Les héritiers légaux disposent pour leur part, à l’encontre de ce legs, d’un droit de réclamation obéissant là aussi aux mêmes principes suivant les collectivités.

Quelle que soit la collectivité en cause, la réclamation doit en effet être faite dans un délai de six mois à compter de l’ouverture du testament.

Ce délai apparaît potentiellement court. Pour pouvoir être en effet respecté, il suppose que les héritiers légaux disposent de toute l’information nécessaire, à la fois sur le décès du disposant et également sur le contenu du testament, ce qui peut s’avérer d’autant plus difficile sur ce dernier point qu’ils peuvent se voir opposer le secret professionnel par le dépositaire dudit testament, le notaire, et être ainsi contraints de solliciter le testament en justice.

La réclamation doit comporter les nom, prénoms et adresse des réclamants, leur ordre et degré de parenté vis-à-vis du défunt, ainsi que les motifs de la réclamation.

En cas de réclamation, le ministre de l’Intérieur informe le maire ou président du conseil général/régional et délivre aux réclamants un accusé de réception [10].

Contrairement au Code général de la propriété des personnes publiques pour ce qui relève des legs faits à l’État, le Code général des collectivités territoriales ne prévoit aucune disposition spécifique concernant la procédure à appliquer en présence d’une réclamation recevable en matière de legs fait à une collectivité, ce qui est nettement regrettable.

Il apparaît néanmoins qu’en pareille hypothèse, il faille faire application du principe issu de l’article 7 de la loi du 4 février 1901 aux termes duquel « dans tous les cas où les dons et legs donnent lieu à des réclamations des familles, l’autorisation de les accepter est donnée par décret en Conseil d’État », bien que n’ayant pas été repris au Code général des collectivités territoriales, il n’y a nul motif pour ne pas voir appliquer ce principe en vigueur et à portée générale.

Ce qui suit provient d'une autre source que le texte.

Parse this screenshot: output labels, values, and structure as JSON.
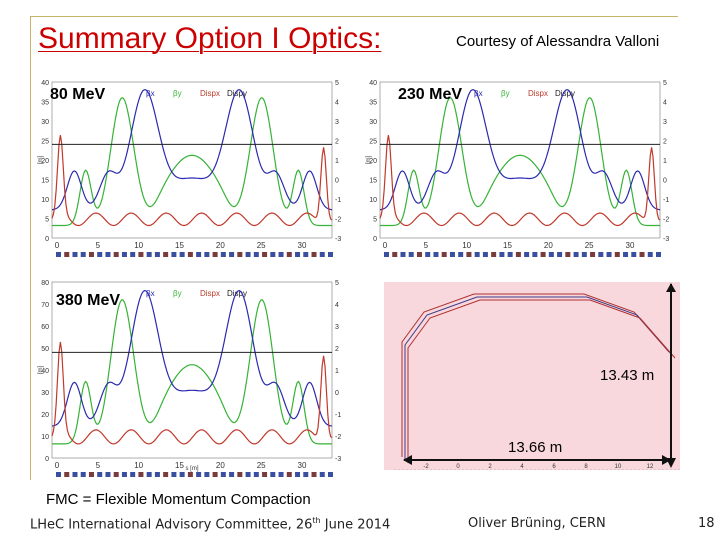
{
  "slide": {
    "title": "Summary Option I Optics:",
    "courtesy": "Courtesy of Alessandra Valloni",
    "fmc_note": "FMC = Flexible Momentum Compaction",
    "footer_left_prefix": "LHeC International Advisory Committee, 26",
    "footer_left_sup": "th",
    "footer_left_suffix": " June 2014",
    "footer_center": "Oliver Brüning, CERN",
    "page_number": "18"
  },
  "colors": {
    "title": "#cc0000",
    "beta_x": "#2b2bb0",
    "beta_y": "#36b336",
    "disp_x": "#c0392b",
    "disp_y": "#222222",
    "dimension_arrow": "#111111"
  },
  "plots": [
    {
      "label": "80 MeV",
      "legend": [
        "βx",
        "βy",
        "Dispx",
        "Dispy"
      ],
      "left_ticks": [
        "40",
        "35",
        "30",
        "25",
        "20",
        "15",
        "10",
        "5",
        "0"
      ],
      "right_ticks": [
        "5",
        "4",
        "3",
        "2",
        "1",
        "0",
        "-1",
        "-2",
        "-3"
      ],
      "bottom_ticks": [
        "0",
        "5",
        "10",
        "15",
        "20",
        "25",
        "30"
      ],
      "ylabel": "[m]"
    },
    {
      "label": "230 MeV",
      "legend": [
        "βx",
        "βy",
        "Dispx",
        "Dispy"
      ],
      "left_ticks": [
        "40",
        "35",
        "30",
        "25",
        "20",
        "15",
        "10",
        "5",
        "0"
      ],
      "right_ticks": [
        "5",
        "4",
        "3",
        "2",
        "1",
        "0",
        "-1",
        "-2",
        "-3"
      ],
      "bottom_ticks": [
        "0",
        "5",
        "10",
        "15",
        "20",
        "25",
        "30"
      ],
      "ylabel": "[m]"
    },
    {
      "label": "380 MeV",
      "legend": [
        "βx",
        "βy",
        "Dispx",
        "Dispy"
      ],
      "left_ticks": [
        "80",
        "70",
        "60",
        "50",
        "40",
        "30",
        "20",
        "10",
        "0"
      ],
      "right_ticks": [
        "5",
        "4",
        "3",
        "2",
        "1",
        "0",
        "-1",
        "-2",
        "-3"
      ],
      "bottom_ticks": [
        "0",
        "5",
        "10",
        "15",
        "20",
        "25",
        "30"
      ],
      "ylabel": "[m]",
      "xlabel": "s [m]"
    }
  ],
  "ring": {
    "height_label": "13.43 m",
    "width_label": "13.66 m",
    "axis_ticks": [
      "-2",
      "0",
      "2",
      "4",
      "6",
      "8",
      "10",
      "12"
    ]
  }
}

En tout état de cause, indépendamment de cette procédure spécifique de réclamation, les héritiers légaux ou tout autre légataire intéressé ont naturellement toujours la possibilité de contester, pour tout motif de forme ou de fond, la validité du testament consenti au profit d’une collectivité territoriale devant les tribunaux judiciaires.

 

De telles procédures sont loin d’être rares, d’ores et déjà de par la nature même du legs qui crée un droit au profit de l’un qu’il retire souvent à l’autre. Elles le sont d’autant moins aujourd’hui dans le contexte de l’accroissement du poids de la transmission par décès.

Les collectivités se trouvent ainsi de plus en plus fréquemment contraintes de se défendre devant la juridiction judiciaire, à l’instar de toute autre partie, ce qui leur est parfois délicat financièrement ou moralement, quand ce n’est pas médiatiquement. De telles procédures sont ainsi susceptibles de présenter des enjeux majeurs pour elles dans leurs rapports avec leurs administrés et supposent d’être abordées avec précaution, comme les collectivités en ont d’ailleurs le plus souvent conscience.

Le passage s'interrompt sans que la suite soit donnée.